Mr O’Connor claims McInerney Holdings unfairly dismissed him in April 2010. The company’s current directors argued yesterday that he had never worked for the company but for one of its subsidiaries, Gaskan.
Following a four-hour hearing, an Employment Appeals Tribunal (EAT), chaired by barrister Fiona Crawford, ruled that Mr O’Connor had, in fact, been an employee of McInerney Holdings plc.
The finding means he can proceed with his unfair dismissal claim against McInerney, the parent of the former listed house -building group.
The tribunal can award up to two years’ pay in compensation to workers it finds were unfairly dismissed from their jobs.
Mr O’Connor earned €574,000 in his final full year as managing director of McInerney, although he took a pay cut in 2010 that would have reduced his basic pay to €240,000 from €446,930.
Resignation
Two McInerney directors, Kevin Lynch and John Garratt, who represented the company at the hearing yesterday, indicated that they will argue that Mr O’Connor resigned and thus could not have been unfairly dismissed. During the hearing, they several times raised the fact that the company had paid Mr O’Connor’s half a million euro in 2008 and 2009, when it was losing money.

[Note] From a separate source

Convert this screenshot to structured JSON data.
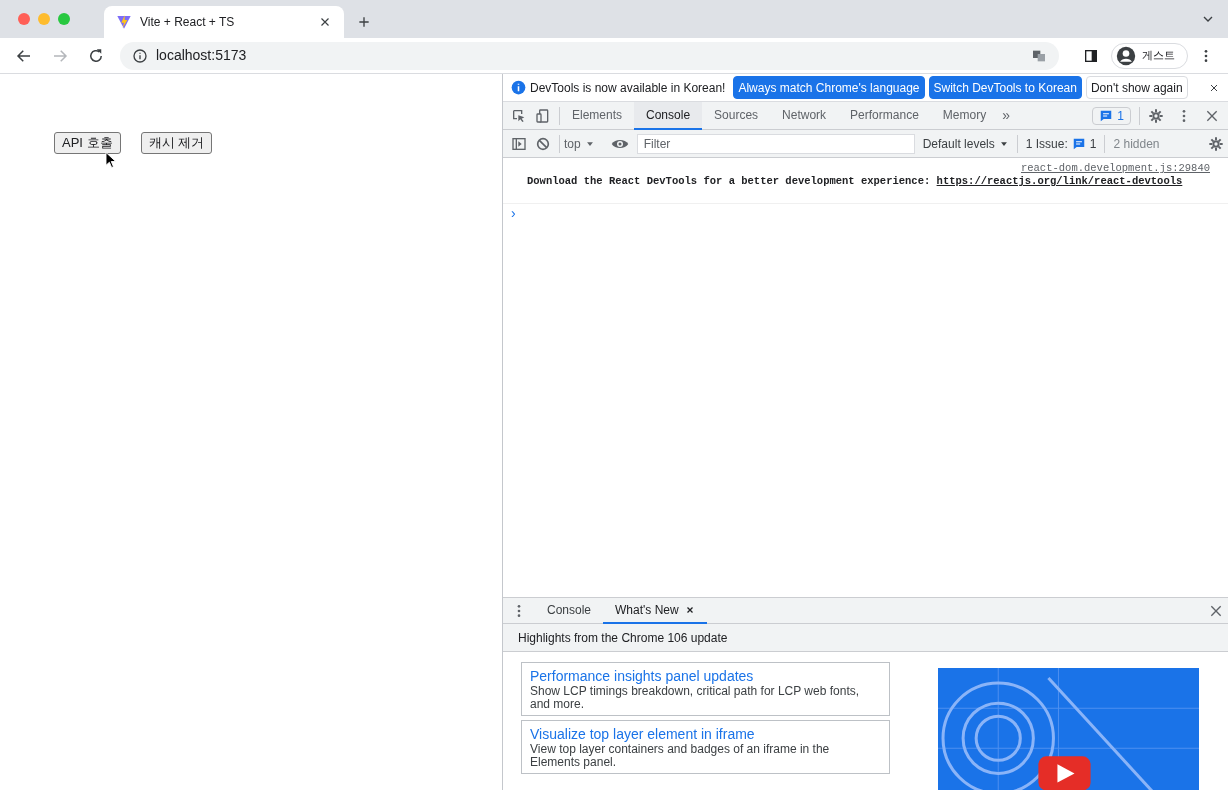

He responded by saying that he “put more into the company than I took out of it”. Mr O’Connor said that he invested €4 million when the group had a rights issue in 2007 and put in more than £1 million in 1997.
“I would want to be working for 20 years to get that back at the rate of half a million a year,” he said.
Gaskan employee
The arguments put forward by Mr Lynch and Mr Garratt were founded mainly on the fact that Gaskan employed Mr O’Connor and then invoiced McInerney Holdings plc for his services.

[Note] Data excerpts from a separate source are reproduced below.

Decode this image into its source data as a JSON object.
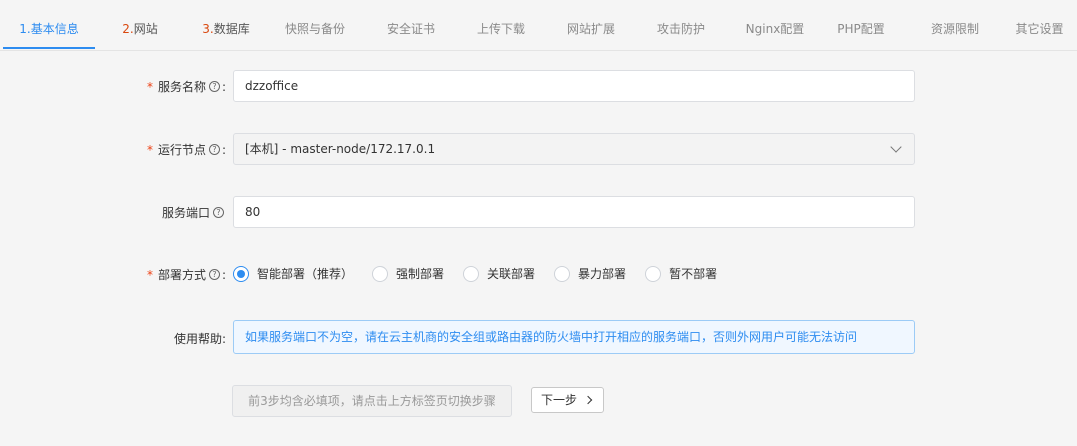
{
  "tabs": [
    {
      "num": "1.",
      "label": "基本信息",
      "active": true
    },
    {
      "num": "2.",
      "label": "网站"
    },
    {
      "num": "3.",
      "label": "数据库"
    },
    {
      "label": "快照与备份"
    },
    {
      "label": "安全证书"
    },
    {
      "label": "上传下载"
    },
    {
      "label": "网站扩展"
    },
    {
      "label": "攻击防护"
    },
    {
      "label": "Nginx配置"
    },
    {
      "label": "PHP配置"
    },
    {
      "label": "资源限制"
    },
    {
      "label": "其它设置"
    }
  ],
  "form": {
    "service_name": {
      "label": "服务名称",
      "value": "dzzoffice",
      "required": true
    },
    "run_node": {
      "label": "运行节点",
      "value": "[本机] - master-node/172.17.0.1",
      "required": true
    },
    "service_port": {
      "label": "服务端口",
      "value": "80"
    },
    "deploy_mode": {
      "label": "部署方式",
      "required": true,
      "options": [
        "智能部署（推荐）",
        "强制部署",
        "关联部署",
        "暴力部署",
        "暂不部署"
      ],
      "selected": "智能部署（推荐）"
    },
    "help": {
      "label": "使用帮助:",
      "text": "如果服务端口不为空，请在云主机商的安全组或路由器的防火墙中打开相应的服务端口，否则外网用户可能无法访问"
    }
  },
  "buttons": {
    "disabled_hint": "前3步均含必填项，请点击上方标签页切换步骤",
    "next_label": "下一步"
  },
  "colors": {
    "accent": "#2d8cf0",
    "required": "#ed4014",
    "step_number": "#d9480f"
  }
}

Mr O’Connor’s legal advisers, Noel Smyth and Partners, and barrister, Daragh Breen, argued that, as McInerney Holdings plc had effective control over him and provided the funds to pay him, it was the employer.
Mr Lynch and Mr Garratt both noted several times that their task in presenting their case was hampered by the fact that they could not find or get access to any company documents when they took over in August last year.
They clashed several times with Ms Crawford over the relevance of a number of issues that they attempted to raise.